Il ouvrit ses mains qu'il avait gardées en boule pour y abriter quelque chose. Entre ses deux paumes se tenait une petite boule de plumes marron clair.
- C'est...
- Théodore. En Enfer, les morts se réincarnent. J'ai été le chercher. Le seul problème, c'est que leurs mémoires disparaissent. Je n'ai pas pu retrouver la sienne... désolé.
Elle attrapa le petit griffon encore fragile entre ses mains.
- Il est...
- C'est encore un nouveau-né. Normalement j'aurais attendu qu'il ait grandi avec ses parents, mais ils étaient décédés. Je me suis dit que tu pourrais les remplacer.
La jeune fille sentit de chaudes larmes perler aux bords de ses yeux tandis que son visage s'illumina d'un sourire chaleureux.
- Merci... fit-elle d'une faible voix.
- Quoi ? Je n'ai pas entendu.
- Je ne le dirai pas une deuxième fois. répondit-elle en riant, lui tournant le dos.
- Sérieusement...
- Merci.
Elle posa Théodore dans un petit panier que le démon avait apporté et se retourna, souriant, les yeux toujours bordés de quelques larmes de joie scintillantes.
- Je te pardonne.
Anya crut voir le visage du démon tourner au rouge pâle pendant un instant.
- Tu as rougi ?
- Quoi ? Bien sûr que non !
- Je le savais, tu es vraiment un sentimental.
- Toi.. !
Il la souleva par la taille avant de la poser sur son épaule.
- Repose-moi... !
- Et qu'est-ce que j'obtiens en retour ?
- Le droit que je ne te vomisse pas dessus.
Il soupira et la reposa.
- Tu n'es pas drôle.
Elle haussa les épaules en souriant.
- Dis, depuis combien de temps je suis ici ?

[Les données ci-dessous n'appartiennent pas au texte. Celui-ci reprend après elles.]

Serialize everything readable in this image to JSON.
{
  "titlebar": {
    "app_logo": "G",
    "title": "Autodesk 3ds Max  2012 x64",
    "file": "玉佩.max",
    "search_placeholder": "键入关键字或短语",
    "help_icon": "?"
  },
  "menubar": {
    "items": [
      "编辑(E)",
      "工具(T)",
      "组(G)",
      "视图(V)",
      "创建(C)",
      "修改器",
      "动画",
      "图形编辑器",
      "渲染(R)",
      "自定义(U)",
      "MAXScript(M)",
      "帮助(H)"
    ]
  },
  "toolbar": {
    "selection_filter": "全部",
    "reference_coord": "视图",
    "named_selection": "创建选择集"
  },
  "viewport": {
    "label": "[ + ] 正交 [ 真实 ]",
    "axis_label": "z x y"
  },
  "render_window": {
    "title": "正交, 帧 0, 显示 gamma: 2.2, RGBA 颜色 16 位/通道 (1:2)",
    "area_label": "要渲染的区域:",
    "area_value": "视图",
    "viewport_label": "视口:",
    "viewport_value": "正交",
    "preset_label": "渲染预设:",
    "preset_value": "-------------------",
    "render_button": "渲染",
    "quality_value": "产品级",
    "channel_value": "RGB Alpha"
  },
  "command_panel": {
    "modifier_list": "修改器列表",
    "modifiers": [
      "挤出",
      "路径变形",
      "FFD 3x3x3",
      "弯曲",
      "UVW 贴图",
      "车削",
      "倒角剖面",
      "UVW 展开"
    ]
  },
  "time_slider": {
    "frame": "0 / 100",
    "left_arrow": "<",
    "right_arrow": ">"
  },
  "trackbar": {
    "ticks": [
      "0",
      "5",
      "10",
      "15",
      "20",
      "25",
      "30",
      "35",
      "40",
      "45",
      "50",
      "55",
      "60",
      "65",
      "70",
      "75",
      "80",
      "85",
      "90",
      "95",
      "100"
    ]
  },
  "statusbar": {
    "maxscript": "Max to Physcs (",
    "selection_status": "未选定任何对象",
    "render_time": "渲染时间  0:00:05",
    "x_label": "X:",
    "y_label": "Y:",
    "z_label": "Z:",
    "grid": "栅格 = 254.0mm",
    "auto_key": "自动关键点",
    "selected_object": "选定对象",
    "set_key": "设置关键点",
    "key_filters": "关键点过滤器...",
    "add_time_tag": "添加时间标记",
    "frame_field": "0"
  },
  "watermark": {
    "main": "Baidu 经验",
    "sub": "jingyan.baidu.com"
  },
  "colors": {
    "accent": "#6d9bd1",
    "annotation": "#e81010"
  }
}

- Eh bien, le temps passe différemment en Enfer...
- Donc ?
- En temps humain, ça ferait deux ans.
- Deux ans ?
- Ce qui voudrait dire que tu es majeure. Un petit verre pour fêter ça ?
- Non merci...
- Je le savais. Puisque tu as dix-huit ans, si je t'embrasse ce ne sera plus considéré comme détournement de mineure.
- Parce que tu t'es déjà soucié de cette loi avant ?
- Non.
Ils se mirent à rire en choeur.
- Dis Anya.
- Quoi ?
- Tu veux voir une pluie d'étoiles filantes ?
- Il y en a une vraie ?
- Oui, dans ton monde, le mois prochain.
- Pourquoi pas. J'ai toujours voulu voir de vraies étoiles filantes.
- Tu as un voeu à réaliser ?
- Pas encore, mais j'ai le temps d'y réfléchir. Et toi ?
- Je peux avoir tout ce que je veux, mais je vais y réfléchir aussi... Dans ce cas c'est fait.
- C'est une promesse ?
- Oui. Les humains n'aiment pas qu'on leur mente, pas vrai ?
- Oui.
Le soleil se coucha sur une promesse à la tombée de la nuit.